You might say that 855 Brannan Street in San Francisco is largely about making connections, and in some ways, this has always been its story. First built up in the early 20th century as a freight depot abutting a train track, today, the site is occupied by a LEED Platinum–certified mixed-use development by local firm David Baker Architects—a project that itself is a connector between architecture and city, indoors and outdoors, place and history.
Occupying four block-filling acres, its 449 apartments—which include 15 street-level flex lofts that support living, working, or live-work occupancy—feature variously patterned weathering and galvanized steel facades that allude to the area’s industrial past. The buildings’ various faces have dynamic, textile-inspired textures: On one, a pleated face that is wavy and clad with a composite rainscreen; on another, a corduroy-like exterior made from vertical standing-seam metals; on yet another, an eyelet pattern of irregular window openings set into white cement plaster. Baker’s office worked with the demolition team to recover 10,000 feet of Douglas fir timber from the building that most recently occupied the site, the Concourse Exhibition Center. That wood was then milled and reused in ceilings, walls, bars, and benches, lending warmth and re-inserting the site’s past into common areas.

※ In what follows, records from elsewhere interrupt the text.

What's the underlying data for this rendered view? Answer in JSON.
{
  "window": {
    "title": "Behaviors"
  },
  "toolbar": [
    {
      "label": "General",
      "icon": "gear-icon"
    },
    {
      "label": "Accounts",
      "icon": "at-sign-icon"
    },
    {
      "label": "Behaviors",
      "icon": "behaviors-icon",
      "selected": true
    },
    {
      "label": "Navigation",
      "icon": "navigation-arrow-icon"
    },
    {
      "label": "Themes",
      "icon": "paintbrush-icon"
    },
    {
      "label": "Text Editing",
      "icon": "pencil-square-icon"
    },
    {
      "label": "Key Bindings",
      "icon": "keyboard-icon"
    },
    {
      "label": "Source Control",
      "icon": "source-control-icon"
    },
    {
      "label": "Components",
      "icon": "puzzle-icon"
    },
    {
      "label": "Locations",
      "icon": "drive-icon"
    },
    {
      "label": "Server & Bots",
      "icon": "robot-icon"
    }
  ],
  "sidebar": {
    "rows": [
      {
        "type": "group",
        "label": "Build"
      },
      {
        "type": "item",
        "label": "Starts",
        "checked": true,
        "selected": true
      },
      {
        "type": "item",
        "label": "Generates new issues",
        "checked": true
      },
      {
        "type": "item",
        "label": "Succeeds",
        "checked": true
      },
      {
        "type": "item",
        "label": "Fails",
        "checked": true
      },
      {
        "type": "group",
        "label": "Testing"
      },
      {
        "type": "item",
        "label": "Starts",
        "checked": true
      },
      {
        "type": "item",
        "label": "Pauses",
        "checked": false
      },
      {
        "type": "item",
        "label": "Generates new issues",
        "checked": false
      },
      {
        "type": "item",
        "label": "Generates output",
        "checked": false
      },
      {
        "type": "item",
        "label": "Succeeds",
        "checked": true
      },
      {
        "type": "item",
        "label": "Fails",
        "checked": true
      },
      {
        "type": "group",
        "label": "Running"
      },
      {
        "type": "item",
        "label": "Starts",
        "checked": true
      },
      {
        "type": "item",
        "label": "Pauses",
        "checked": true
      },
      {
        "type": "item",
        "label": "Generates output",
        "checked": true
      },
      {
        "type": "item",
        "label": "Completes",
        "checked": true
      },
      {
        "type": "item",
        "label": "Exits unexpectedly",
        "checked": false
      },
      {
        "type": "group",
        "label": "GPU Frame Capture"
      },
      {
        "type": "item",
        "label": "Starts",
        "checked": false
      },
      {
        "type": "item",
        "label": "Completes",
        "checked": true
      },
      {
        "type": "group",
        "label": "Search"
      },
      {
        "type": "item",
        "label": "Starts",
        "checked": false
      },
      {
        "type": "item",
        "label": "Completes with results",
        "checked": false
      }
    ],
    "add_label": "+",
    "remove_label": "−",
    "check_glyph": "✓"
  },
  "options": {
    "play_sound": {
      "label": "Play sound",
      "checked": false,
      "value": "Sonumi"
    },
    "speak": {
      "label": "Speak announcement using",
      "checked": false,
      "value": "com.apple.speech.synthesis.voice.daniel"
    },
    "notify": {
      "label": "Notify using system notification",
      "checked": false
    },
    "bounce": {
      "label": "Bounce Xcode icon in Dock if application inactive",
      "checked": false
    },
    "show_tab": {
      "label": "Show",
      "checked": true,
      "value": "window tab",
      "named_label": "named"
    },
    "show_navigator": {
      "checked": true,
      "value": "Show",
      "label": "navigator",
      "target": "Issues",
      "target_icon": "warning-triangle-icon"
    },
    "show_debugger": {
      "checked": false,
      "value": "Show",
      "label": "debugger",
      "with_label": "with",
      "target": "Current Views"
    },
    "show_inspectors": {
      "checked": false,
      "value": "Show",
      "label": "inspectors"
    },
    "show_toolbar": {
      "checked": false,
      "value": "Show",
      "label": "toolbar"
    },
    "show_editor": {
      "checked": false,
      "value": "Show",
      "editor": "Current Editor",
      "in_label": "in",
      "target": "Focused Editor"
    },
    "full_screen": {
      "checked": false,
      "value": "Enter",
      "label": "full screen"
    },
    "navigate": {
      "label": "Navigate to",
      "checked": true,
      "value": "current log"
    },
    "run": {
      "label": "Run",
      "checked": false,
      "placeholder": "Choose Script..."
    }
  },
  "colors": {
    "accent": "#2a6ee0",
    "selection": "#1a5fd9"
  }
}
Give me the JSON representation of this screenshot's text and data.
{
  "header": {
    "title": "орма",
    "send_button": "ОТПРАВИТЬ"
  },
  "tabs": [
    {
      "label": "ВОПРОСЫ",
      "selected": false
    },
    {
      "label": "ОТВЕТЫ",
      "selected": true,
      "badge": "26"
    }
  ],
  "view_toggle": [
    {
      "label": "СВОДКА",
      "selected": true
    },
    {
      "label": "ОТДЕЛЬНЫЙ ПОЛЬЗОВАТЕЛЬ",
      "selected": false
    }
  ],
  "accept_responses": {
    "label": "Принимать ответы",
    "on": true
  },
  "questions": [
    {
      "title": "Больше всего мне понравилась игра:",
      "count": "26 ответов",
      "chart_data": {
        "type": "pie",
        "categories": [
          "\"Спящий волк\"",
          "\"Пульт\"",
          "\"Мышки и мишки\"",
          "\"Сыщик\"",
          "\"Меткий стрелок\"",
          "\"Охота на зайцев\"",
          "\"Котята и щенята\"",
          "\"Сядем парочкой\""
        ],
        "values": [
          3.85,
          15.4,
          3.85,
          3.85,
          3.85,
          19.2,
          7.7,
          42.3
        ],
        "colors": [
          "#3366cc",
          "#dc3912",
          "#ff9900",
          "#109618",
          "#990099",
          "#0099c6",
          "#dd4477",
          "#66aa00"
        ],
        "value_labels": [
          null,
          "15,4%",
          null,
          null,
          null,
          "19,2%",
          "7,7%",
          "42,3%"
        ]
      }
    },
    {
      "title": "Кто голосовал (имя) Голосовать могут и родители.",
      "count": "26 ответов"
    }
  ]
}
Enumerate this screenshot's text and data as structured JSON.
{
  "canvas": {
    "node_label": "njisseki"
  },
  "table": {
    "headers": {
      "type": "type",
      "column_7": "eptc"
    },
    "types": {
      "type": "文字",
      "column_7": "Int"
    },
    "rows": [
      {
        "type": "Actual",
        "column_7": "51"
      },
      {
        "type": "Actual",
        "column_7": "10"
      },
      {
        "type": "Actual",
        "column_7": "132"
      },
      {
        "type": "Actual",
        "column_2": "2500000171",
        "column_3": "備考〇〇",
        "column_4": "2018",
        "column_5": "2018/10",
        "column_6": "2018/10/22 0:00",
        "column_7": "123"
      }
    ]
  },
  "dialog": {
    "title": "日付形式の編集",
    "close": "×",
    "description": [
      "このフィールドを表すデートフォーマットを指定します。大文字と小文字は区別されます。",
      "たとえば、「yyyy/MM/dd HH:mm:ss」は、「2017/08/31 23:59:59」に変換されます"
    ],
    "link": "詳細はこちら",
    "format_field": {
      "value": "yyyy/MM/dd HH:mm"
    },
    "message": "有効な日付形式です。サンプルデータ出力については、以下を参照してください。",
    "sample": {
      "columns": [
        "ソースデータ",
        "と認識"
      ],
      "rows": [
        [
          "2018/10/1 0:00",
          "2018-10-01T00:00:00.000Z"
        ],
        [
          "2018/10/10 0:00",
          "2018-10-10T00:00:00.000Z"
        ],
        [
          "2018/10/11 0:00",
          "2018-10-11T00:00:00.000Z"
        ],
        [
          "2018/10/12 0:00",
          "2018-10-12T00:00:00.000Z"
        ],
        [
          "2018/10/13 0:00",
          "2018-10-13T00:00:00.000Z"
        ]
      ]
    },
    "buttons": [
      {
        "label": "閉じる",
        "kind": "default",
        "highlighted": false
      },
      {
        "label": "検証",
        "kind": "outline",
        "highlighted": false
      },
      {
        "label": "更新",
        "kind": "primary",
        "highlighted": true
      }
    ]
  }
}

The complex is outfitted with diverse, open green spaces, and features that promote the area’s emerging pedestrian activity. (855 Brannan is a short walk from San Francisco’s busy SOMA neighborhood and showroom-filled Design District.) The roof deck includes an outdoor kitchen and fireplace with generous views of downtown. Two mid-block pedestrian passages (part of the city’s network of privately owned, public open spaces, or POPOS), landscaped by CMG, break up the site’s large architectural volumes, while a renovated pedestrian frontage along Brannan Street increases the number of walkways, the dimensions of sidewalks (co-opting a section of roadway and parking) and the number of trees (mature palms) in the neighborhood, along with adding 16,000 square feet of retail.
But at its heart, the project shelters a small grove of redwood trees. This copse is another example of POPOS—a place where neighborhood workers and other locals can share in what would otherwise be a tenant-only space. The barrier between public and private disappears during business hours, when locals can gather to take their lunch breaks within the towering micro-forest.
Inside the buildings, around the perimeter of the outdoor areas, community spaces flow together, opening onto the central courtyard and allowing an uninterrupted visual connection with the trees. An amenity lounge called the Town Hall, for instance, opens onto the grove via a tall retractable door.
“The [redwood] grove is designed to highlight natural space and features decomposed granite that looks almost like trails,” says DBA associate Chelsea Johnson. “It becomes a surprising moment: You’re in the middle of the city and then, suddenly, you’re in a very natural redwood grove. It’s a respite from the street.”